Yes I did get my parts from madisound, so far Ive cut and sanded everything
When I free aired everything, it sounded pretty good. The only complaint that I have is that the terminals that are on everything are really weak and have already broken one. Nothing soulder wont fix
Do you mean the terminals on the drivers. If so I always soldered mine w/ silver solder. If you mean the speaker binding posts, then you can always upgrade to nicer ones. When the weather breaks plus keep the photos comin'.
I mean the terminals on just about everything, they used the push on clip terminals on everything and one broke on the input on the crossover, and sounds like a deal on the photos:T
I have only soldered my internal wiring to the nubs on the drivers and also solder directly to x-over and directly to binding post, so I have never use the clips and have no experience w/ them. I wanted a solid connection where vibration would never be an issue so I only use silver solder.
I am almost done with the builds, just need to fix the grills and glue the ports in, tested one of them out and it sounds really good:T I would recommend these for the price!
I see you built 4 speakers and subs. Are you using for them in a HT set-up, and is there a 5th for a center channel?
It is unusual that you ported them on the top with the tweeter to the right instead of mirror images, or the port in the rear w/ centered tweeters. What is your reasoning for your design?
Looking forward to reading about you impressions of their sound when you have them set-up in place.
well I am not building a 5th channel because my grandfather has no place to put it, he is going to ty to hide the speakers in thr room. Well I got the dimensions off of madisound, and with the dimensions the only place the port could fit was on top. As for the tweeter being off towards the right I just felt it would be safer to put it off towards the right when I was cutting the wood. Why is this going to affect the preformance of the speaker since its off towards the right?:huh:
Today and tomorrow I am going to be putting the ports in
Interesting.
I just looked at the Fountek kit with cabinet from Madisound and don't see that it has a port. https://www.madisound.com/store/product_info.php?products_id=8502
Yet the parts-only kit does include a port. https://www.madisound.com/store/product_info.php?products_id=8503
I'm wondering if the cabinet dimensions they included is for the sealed cabinet version and not the ported version. I would contact them, and if you have the dimensions for a sealed cabinet, you may be able to remove the port and cut a plug to glue into the hole. If it is their mistake, you can paint the top, sides, and bottom black to cover the patch and leave the front stained for a nice 2 toned look.

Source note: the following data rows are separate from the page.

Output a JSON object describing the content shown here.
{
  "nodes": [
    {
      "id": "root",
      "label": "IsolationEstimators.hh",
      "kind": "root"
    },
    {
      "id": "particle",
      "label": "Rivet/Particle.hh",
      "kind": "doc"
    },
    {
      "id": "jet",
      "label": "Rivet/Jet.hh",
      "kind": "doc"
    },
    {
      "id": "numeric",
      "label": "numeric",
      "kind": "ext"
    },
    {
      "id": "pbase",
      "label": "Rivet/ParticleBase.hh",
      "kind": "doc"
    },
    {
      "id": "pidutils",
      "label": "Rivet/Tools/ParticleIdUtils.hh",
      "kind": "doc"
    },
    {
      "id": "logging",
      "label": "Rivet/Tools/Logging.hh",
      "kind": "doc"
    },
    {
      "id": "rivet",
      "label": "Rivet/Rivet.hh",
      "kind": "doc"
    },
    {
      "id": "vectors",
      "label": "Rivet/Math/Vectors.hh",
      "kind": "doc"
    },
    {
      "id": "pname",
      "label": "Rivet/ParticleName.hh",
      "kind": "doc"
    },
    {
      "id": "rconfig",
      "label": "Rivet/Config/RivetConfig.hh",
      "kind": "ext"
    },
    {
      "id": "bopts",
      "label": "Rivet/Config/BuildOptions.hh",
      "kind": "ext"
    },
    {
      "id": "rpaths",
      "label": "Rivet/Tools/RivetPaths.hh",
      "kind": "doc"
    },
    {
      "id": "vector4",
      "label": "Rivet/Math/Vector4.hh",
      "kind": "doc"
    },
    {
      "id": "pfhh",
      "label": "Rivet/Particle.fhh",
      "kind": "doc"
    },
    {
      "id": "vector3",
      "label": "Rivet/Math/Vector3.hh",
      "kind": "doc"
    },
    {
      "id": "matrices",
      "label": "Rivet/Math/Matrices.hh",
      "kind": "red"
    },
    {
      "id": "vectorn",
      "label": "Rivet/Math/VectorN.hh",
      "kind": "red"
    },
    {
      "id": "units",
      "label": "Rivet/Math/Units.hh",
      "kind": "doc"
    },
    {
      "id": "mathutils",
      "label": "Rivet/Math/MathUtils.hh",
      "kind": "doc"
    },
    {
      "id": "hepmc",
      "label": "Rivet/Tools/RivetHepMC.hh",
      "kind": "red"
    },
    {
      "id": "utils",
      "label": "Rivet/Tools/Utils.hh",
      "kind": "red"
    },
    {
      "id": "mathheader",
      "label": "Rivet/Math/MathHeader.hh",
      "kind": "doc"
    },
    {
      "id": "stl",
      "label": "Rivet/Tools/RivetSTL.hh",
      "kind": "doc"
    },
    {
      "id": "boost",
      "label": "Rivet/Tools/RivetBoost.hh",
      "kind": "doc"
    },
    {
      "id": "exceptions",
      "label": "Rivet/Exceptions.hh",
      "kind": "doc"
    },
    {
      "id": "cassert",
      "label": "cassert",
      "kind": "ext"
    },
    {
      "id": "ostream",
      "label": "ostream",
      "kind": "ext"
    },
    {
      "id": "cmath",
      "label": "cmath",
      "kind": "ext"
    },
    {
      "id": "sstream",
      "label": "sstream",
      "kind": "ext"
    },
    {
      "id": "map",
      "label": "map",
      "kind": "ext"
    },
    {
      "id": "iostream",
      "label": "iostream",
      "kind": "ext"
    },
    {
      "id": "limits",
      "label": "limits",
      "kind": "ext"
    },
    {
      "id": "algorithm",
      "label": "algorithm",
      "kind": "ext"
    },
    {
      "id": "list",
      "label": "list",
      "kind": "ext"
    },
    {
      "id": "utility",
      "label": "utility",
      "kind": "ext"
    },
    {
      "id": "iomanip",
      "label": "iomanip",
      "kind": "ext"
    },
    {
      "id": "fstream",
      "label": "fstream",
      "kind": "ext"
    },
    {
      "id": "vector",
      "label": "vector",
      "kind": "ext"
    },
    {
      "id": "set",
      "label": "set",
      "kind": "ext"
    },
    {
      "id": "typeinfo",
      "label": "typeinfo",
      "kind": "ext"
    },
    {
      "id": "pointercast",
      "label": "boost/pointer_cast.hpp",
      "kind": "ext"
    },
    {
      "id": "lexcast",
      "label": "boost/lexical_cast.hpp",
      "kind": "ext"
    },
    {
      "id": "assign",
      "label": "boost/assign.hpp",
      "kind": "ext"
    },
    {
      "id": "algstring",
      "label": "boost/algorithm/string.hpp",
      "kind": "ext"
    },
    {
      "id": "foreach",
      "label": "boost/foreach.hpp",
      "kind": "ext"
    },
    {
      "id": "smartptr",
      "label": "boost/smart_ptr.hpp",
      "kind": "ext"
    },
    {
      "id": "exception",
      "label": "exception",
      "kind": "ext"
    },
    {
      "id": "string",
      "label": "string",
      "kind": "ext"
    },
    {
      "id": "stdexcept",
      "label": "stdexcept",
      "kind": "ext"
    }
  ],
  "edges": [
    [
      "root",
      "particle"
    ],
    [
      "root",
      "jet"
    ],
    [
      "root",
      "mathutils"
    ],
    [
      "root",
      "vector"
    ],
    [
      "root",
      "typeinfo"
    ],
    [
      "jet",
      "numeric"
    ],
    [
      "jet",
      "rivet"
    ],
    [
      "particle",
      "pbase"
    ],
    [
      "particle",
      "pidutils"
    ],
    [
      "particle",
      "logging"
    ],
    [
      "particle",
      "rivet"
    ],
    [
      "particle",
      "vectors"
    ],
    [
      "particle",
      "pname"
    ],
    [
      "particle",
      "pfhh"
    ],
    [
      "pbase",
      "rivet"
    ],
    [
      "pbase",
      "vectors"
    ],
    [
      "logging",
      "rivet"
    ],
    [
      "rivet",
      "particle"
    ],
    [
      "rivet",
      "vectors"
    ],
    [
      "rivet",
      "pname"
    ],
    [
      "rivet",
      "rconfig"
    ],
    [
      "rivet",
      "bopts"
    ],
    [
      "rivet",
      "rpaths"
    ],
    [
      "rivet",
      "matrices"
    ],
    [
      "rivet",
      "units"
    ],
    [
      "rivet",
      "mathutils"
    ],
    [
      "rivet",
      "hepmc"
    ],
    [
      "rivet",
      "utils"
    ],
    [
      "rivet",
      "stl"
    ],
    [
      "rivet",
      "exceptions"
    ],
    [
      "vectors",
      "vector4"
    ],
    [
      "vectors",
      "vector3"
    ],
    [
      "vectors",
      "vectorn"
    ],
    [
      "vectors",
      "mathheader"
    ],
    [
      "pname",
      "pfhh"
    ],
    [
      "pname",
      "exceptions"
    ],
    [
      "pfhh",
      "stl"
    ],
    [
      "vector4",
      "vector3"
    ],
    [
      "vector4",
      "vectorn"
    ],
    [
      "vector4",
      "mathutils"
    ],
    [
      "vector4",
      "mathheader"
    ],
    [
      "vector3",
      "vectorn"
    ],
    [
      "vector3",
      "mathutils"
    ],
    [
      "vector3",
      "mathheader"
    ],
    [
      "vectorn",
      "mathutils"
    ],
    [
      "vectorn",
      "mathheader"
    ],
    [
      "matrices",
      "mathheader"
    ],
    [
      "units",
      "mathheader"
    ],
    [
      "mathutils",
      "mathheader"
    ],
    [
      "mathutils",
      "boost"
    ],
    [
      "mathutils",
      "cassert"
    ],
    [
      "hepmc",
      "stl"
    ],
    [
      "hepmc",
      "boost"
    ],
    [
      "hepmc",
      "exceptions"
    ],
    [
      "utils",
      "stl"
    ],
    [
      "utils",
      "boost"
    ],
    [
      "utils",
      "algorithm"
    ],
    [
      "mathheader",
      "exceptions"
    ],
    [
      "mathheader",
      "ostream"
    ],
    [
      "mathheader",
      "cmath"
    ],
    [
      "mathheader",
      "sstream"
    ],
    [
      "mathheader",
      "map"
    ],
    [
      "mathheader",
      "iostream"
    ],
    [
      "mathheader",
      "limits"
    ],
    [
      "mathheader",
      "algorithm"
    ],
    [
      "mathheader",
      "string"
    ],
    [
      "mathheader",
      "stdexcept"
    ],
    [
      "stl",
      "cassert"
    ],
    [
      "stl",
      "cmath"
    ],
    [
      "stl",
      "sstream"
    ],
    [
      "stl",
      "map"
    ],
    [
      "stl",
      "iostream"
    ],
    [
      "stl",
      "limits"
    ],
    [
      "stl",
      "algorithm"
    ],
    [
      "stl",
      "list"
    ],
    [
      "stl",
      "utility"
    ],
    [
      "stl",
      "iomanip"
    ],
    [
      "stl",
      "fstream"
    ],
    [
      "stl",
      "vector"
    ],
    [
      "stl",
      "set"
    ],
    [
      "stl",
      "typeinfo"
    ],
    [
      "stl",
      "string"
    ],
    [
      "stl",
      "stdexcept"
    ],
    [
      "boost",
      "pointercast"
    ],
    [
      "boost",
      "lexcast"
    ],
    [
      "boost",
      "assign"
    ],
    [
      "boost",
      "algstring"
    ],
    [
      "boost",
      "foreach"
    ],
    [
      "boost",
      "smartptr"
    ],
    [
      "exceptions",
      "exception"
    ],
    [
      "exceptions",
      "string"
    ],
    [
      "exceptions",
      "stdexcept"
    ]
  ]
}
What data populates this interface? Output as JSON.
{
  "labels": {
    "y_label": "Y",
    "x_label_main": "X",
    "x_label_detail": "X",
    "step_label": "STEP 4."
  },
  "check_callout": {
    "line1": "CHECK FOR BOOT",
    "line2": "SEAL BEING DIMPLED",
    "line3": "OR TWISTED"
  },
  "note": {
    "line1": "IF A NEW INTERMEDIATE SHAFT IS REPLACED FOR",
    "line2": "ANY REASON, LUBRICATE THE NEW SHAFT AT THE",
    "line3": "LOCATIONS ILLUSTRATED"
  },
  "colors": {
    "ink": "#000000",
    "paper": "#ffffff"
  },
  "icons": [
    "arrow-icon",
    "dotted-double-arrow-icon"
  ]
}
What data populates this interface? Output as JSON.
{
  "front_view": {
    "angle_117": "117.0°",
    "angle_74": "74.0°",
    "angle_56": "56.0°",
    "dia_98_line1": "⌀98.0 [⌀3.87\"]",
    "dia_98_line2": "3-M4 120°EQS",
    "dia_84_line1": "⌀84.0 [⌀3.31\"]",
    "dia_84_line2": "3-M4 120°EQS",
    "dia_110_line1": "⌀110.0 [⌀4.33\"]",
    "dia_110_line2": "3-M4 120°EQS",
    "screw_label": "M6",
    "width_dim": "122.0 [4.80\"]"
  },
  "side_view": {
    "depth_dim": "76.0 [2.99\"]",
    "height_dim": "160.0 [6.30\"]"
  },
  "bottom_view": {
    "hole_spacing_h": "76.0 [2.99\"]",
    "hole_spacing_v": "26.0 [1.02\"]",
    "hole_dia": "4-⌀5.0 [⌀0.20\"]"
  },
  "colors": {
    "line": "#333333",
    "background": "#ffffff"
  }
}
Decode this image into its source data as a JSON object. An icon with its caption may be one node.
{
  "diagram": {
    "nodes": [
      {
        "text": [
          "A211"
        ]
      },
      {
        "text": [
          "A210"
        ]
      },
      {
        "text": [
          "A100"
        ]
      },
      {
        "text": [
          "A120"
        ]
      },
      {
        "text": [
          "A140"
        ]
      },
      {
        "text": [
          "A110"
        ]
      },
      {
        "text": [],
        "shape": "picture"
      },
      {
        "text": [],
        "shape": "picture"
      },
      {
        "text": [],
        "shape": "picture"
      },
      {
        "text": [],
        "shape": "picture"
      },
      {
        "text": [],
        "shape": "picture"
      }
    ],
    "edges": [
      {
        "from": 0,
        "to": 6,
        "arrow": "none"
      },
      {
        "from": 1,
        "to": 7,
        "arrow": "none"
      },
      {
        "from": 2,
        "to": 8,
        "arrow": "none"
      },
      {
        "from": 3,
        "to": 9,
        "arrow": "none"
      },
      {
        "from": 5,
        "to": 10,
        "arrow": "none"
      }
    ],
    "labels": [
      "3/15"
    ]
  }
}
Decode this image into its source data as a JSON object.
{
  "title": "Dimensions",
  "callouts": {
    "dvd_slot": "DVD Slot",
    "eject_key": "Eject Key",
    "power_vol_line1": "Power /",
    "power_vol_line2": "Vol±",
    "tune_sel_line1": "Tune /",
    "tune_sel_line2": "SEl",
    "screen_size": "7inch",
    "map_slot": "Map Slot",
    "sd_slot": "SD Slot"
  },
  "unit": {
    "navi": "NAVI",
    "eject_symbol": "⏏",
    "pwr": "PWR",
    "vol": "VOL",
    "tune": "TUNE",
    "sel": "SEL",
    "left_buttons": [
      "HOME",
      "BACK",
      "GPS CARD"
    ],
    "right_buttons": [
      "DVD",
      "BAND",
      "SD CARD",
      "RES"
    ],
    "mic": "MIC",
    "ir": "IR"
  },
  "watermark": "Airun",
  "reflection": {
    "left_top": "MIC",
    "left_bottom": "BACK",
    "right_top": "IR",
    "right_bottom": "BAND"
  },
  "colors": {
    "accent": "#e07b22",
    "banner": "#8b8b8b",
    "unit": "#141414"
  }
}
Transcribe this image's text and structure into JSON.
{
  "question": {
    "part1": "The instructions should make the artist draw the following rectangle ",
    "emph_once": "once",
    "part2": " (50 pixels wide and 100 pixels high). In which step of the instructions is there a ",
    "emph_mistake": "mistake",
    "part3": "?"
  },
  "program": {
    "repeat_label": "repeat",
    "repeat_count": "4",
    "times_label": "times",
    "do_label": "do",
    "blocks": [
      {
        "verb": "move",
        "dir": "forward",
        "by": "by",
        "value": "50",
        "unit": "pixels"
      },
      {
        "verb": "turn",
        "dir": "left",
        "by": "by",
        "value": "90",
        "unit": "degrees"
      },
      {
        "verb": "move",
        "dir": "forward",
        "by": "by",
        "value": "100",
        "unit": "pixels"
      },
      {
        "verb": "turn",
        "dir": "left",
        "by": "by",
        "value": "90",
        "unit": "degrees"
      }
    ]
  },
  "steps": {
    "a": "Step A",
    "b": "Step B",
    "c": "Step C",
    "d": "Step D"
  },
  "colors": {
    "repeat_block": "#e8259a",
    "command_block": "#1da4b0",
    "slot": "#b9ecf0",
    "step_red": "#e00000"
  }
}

That is very interesting, either way from what I have listened to they sound really great so far!
But I will check into that, thanks for pointing that out!:T
I'm glad they sound great. I think they may be one of the best budget speakers for a HT or office system. Let us know what Madisound says about the cabinet size for the too long ports, and how your grandfather likes them in his system.
Interesting design with the top port. Will your grandfather be using these for 5.1 material and just leaving the centre out, or is it mainly stereo listening he'll be doing? I'm just concerned that you'll be left with a big hole in the front soundstage without one, if the subject material/processor settings think there is one. I think lots of receivers still have a "phantom" centre mode, which may help if you can't find a way to work something in, even an in-wall or something, just to have the sound covered.
its gonna be a bit harder to hear speech/hear dialogue in video games when theres no center. it is the channel that does 70% of the work. 25% surrounds, 5% sub, (unless your surrounds are horrible)
Well if it's only for casual gaming and things for the kids, you could always either use "phantom" mode I mentioned above, or even 4-ch stereo which should suitably impress the little fellas when they're blowing things up.
I've found that a phantom center works really well. Not as good as a real center but good none the less. I'm certain the kids will never know the difference.